Es war so 18.30 Uhr und ich war es: Der glorreiche Dienstarzt für den Abend. Die Hand am Telefon stand ich cool in der Notaufnahme als mich auch schon ein erster wichtiger Anruf erreichte: „Hallo, hier ist die Station 12. Bei uns liegt der Herr Grüller. Kennen sie den?“
„Nein.“
„Oh also, den Herrn Grüller haben wir so gegen 16 Uhr zum Ultraschall geschickt und jetzt ist er weg!“
„Wie weg?“
„Na der ist nie zurückgekommen! Wissen sie wo er ist?“
„Ich KENNE ihn ja nicht mal.
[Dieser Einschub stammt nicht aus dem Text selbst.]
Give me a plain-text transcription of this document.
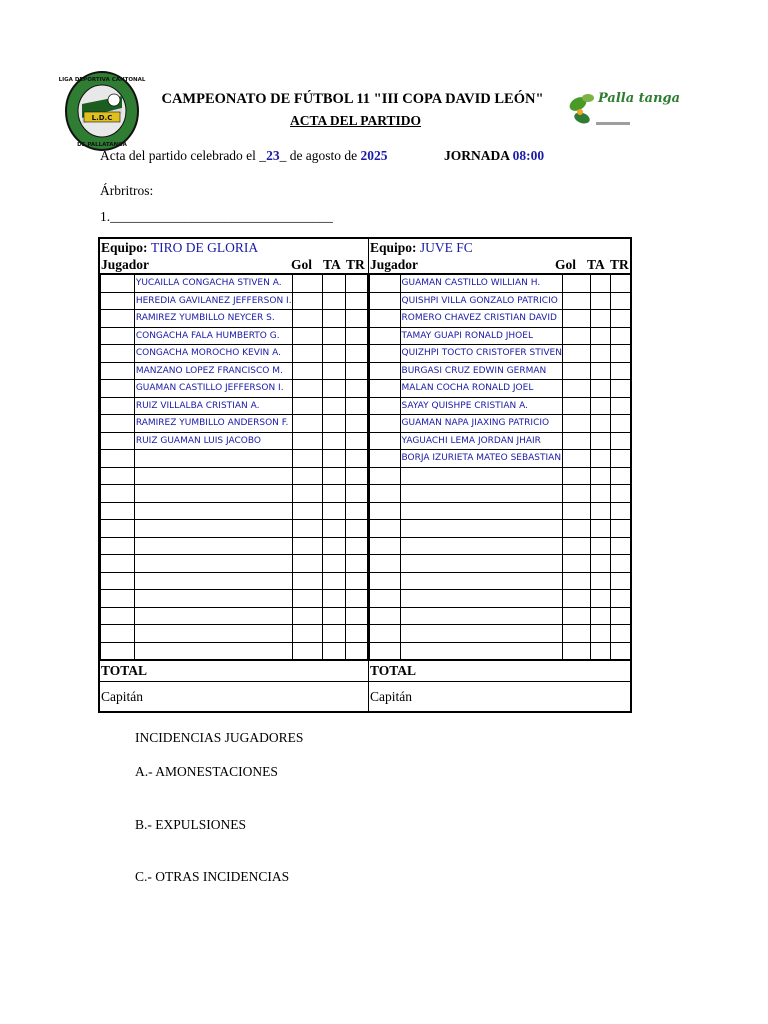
L.D.C
LIGA DEPORTIVA CANTONAL
DE PALLATANGA
Palla tanga
CAMPEONATO DE FÚTBOL 11 "III COPA DAVID LEÓN"
ACTA DEL PARTIDO
Acta del partido celebrado el _23_ de agosto de 2025	JORNADA 08:00
Árbritros:
1._________________________________
Equipo: TIRO DE GLORIA
Jugador	Gol TA TR
	YUCAILLA CONGACHA STIVEN A.			
	HEREDIA GAVILANEZ JEFFERSON I.			
	RAMIREZ YUMBILLO NEYCER S.			
	CONGACHA FALA HUMBERTO G.			
	CONGACHA MOROCHO KEVIN A.			
	MANZANO LOPEZ FRANCISCO M.			
	GUAMAN CASTILLO JEFFERSON I.			
	RUIZ VILLALBA CRISTIAN A.			
	RAMIREZ YUMBILLO ANDERSON F.			
	RUIZ GUAMAN LUIS JACOBO			

TOTAL
Capitán
Equipo: JUVE FC
Jugador	Gol TA TR
	GUAMAN CASTILLO WILLIAN H.			
	QUISHPI VILLA GONZALO PATRICIO			
	ROMERO CHAVEZ CRISTIAN DAVID			
	TAMAY GUAPI RONALD JHOEL			
	QUIZHPI TOCTO CRISTOFER STIVEN			
	BURGASI CRUZ EDWIN GERMAN			
	MALAN COCHA RONALD JOEL			
	SAYAY QUISHPE CRISTIAN A.			
	GUAMAN NAPA JIAXING PATRICIO			
	YAGUACHI LEMA JORDAN JHAIR			
	BORJA IZURIETA MATEO SEBASTIAN			

TOTAL
Capitán
INCIDENCIAS JUGADORES
A.- AMONESTACIONES
B.- EXPULSIONES
C.- OTRAS INCIDENCIAS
Im Ultraschall ist er auf jeden Fall nicht. Da bin ich vorhin vorbeigelaufen. Da ist keiner.“
„Bei uns ist er auch nicht!“
„Könnte er weggelaufen sein?“
„Nein, nein. Der ist schwer krank. Der läuft nirgendwo mehr hin.“
In diesem Augenblick lief der Rettungsdienst an mir mit einer dehydrierten Patientin aus dem Pflegeheim vorbei. Ich kam mit Station 12 überein, dass Herr Grüller sich ja nicht in Luft aufgelöst haben könne und die Station nochmal alles durchsuchen würde.
Ich betreute dann die Patientin aus dem Pflegeheim und noch zwei weitere, weshalb ich Herrn Grüller völlig vergaß.
Gegen 21 Uhr verwickelte mich außerdem der Chirurg in eine verwirrende Diskussion, ob ich den Patienten, dem sie gerade den Appendix herausoperiert hatten, auf meine internistische Station nehmen wolle. „Aber warum? Ihr habt Sachen aus ihm herausgeschnitten, das erscheint mir ganz definitiv… oh… mein Telefon… Moment….“
Station 12 teilte mir nun verzweifelt mit, man habe echt überall gesucht, aber Herr Grüller sei wie vom Erdboden verschluckt.
Hier fiel mein ratloser Blick auf die Akte, die der Chirurg bei sich trug. Ein krumpeliger Kleber mit der Aufschrift „Oswin Grüller“ beschriftete diese. Sollte dies etwa der Gesuchte sein?!
„Yop, so ist es!“ sagte mein Chirurg.
Stellte sich heraus, Herr Grüller, der multimorbide auf unserer internistischen Station rumlag, war zum Ultraschall beordert worden. Ein kluger internistischer Arzt diagnostizierte dort eine Appendizitis, zack war Herr Grüller in einem OP gelandet. Nur Bescheid gegeben hatte man halt niemand.